Николая Петровича дома не было. Я сел у окна и задумался. Как всегда, в большой соседней комнате шумели и ссорились дети. Вошла Галина и бесцеремонно уселась на мою кровать.
– Ну, как ваши дела? – спросила она.
Я с первой встречи невзлюбил эту самонадеянную, неразвитую и грубую девушку. Она же меня открыто ненавидела. И теперь появление ее было особенно мне неприятно.
– Ничего, – нехотя ответил я. – В одном месте отказали.
– В редакции?
– Да.
– Почему?
– Потому что я, Галя, на каторге был…
– У нас в стране каторги нет. У нас есть только исправительно-трудовые лагеря.
– Это один чёрт! – раздраженно сказал я.
– Нет, не один чёрт! – настойчиво возразила она. – На каторге наказывают преступников, а у нас – перевоспитывают…
Я не стал спорить и замолчал. Она долго и презрительно разглядывала меня и вдруг сказала:
– Я комсомолка и не люблю, когда о моей стране говорят плохо.
– Я не говорю, что – плохо, – на всякий случай отвел я обвинение.
За дверью оглушительно взвизгнул маленький Коля. Галина поспешно вышла.
– Долго вы, сволочи, мерехлюндию тут разводить будете? Слышите! Сейчас же замолкните. Распустил вас батька! Шляется старый чёрт где-то по бабам, а за детьми не смотрит. Эх, мать была бы, она бы и вам и шалопаю старому всыпала бы по первое число! Утри сопли, Колька!..
В два часа дня я все-таки снова пошел в редакцию. Горовец сухо сказал, что работы у них нет.
Выйдя из редакции, я направился в дешевую столовую, ругая себя за вторичный визит.
После плохонького рабочего обеда, от которого в желудке была несусветная тяжесть, а есть все-таки еще хотелось, я, сделав подсчеты ежедневных расходов, пришел к заключению, что если вскоре не найду работы, то через полмесяца жить будет не на что.
Николай Петрович пришел поздно и слегка навеселе. Узнав о моей неудаче, он подпер голову и задумался.
– Это плохо, – тихо заметил он. – Значит, на вашего брата смотрят весьма косо. Попытайте счастья еще где-нибудь.
Целую неделю ходил в поисках работы, встречали на первых порах неплохо, но как только узнавали всю подноготную, то немедленно следовал отказ. Измученный напрасными поисками, решил играть ва-банк и пошел на обман. Случайно узнав, что художник кинотеатра «Ураган» повесился по неизвестным причинам, я направился к директору кино.

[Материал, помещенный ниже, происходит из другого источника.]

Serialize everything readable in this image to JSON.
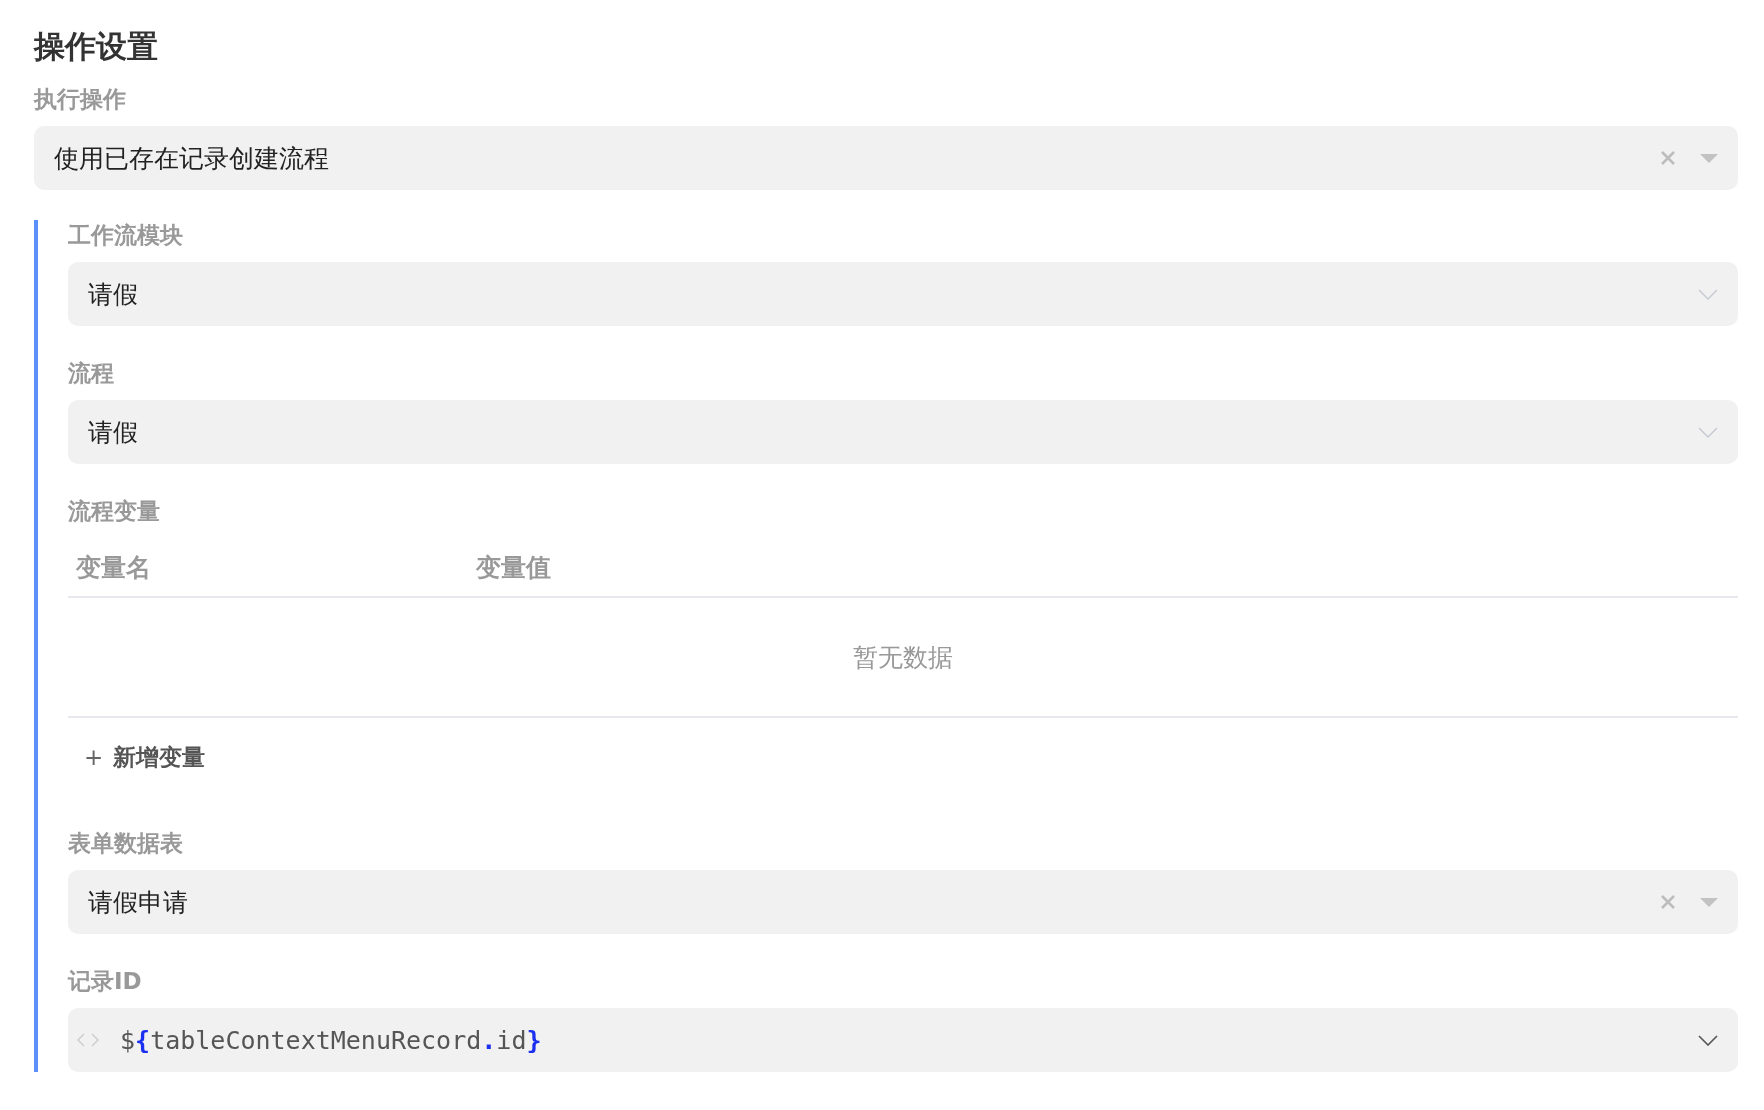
{
  "title": "操作设置",
  "action": {
    "label": "执行操作",
    "value": "使用已存在记录创建流程",
    "clearable": true
  },
  "fields": [
    {
      "label": "工作流模块",
      "value": "请假",
      "clearable": false
    },
    {
      "label": "流程",
      "value": "请假",
      "clearable": false
    }
  ],
  "variables": {
    "label": "流程变量",
    "columns": [
      "变量名",
      "变量值"
    ],
    "empty_text": "暂无数据",
    "add_icon": "+",
    "add_label": "新增变量"
  },
  "form_table": {
    "label": "表单数据表",
    "value": "请假申请",
    "clearable": true
  },
  "record_id": {
    "label": "记录ID",
    "tokens": [
      {
        "kind": "text",
        "text": "$"
      },
      {
        "kind": "punct",
        "text": "{"
      },
      {
        "kind": "text",
        "text": "tableContextMenuRecord"
      },
      {
        "kind": "punct",
        "text": "."
      },
      {
        "kind": "text",
        "text": "id"
      },
      {
        "kind": "punct",
        "text": "}"
      }
    ]
  }
}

Невысокий, подстриженный под бобрик, суетливый директор кино встретил меня обрадованно.
– Так вы, того, художник?.. Очинно кстати. Мой старый, понимаешь, удавился… Подвел, дьявол! Тут надо, понимаешь, рекламу к новому фильму «Антон Иванович сердится» делать, а он, понимаешь, давится как раз в енто время… Ты, это самое, когда можешь к работе приступить?
– Хоть сегодня.
– Тогда, это… – директор запустил широкую пятерню с грязными ногтями в щетину бобрика. – Ты, это самое, приступай к работе, а оформимся мы завтра. Ставка – 300 ру блей в месяц. Ах, дьявол, вот не вовремя душиться задумал… На-ка тебе фотографию… или – погоди, не эту… вот здесь баба покрасивше. Нарисуй эту… чтоб как симпомпончик была! Иди вниз, скажи старику швейцару, чтоб провел тебя в подвал, где наш покойник работал. Там, наверно, краски и кисти остались после него, если перед смертью не загнал он их на толкучке… Вор, понимаешь, был отчаянный… Даже клей один раз продал, тухлый, вонючий клей, а продал, дьявол, – ловкий был человек; ничего, понимаешь, не поделаешь – талант такой у человека.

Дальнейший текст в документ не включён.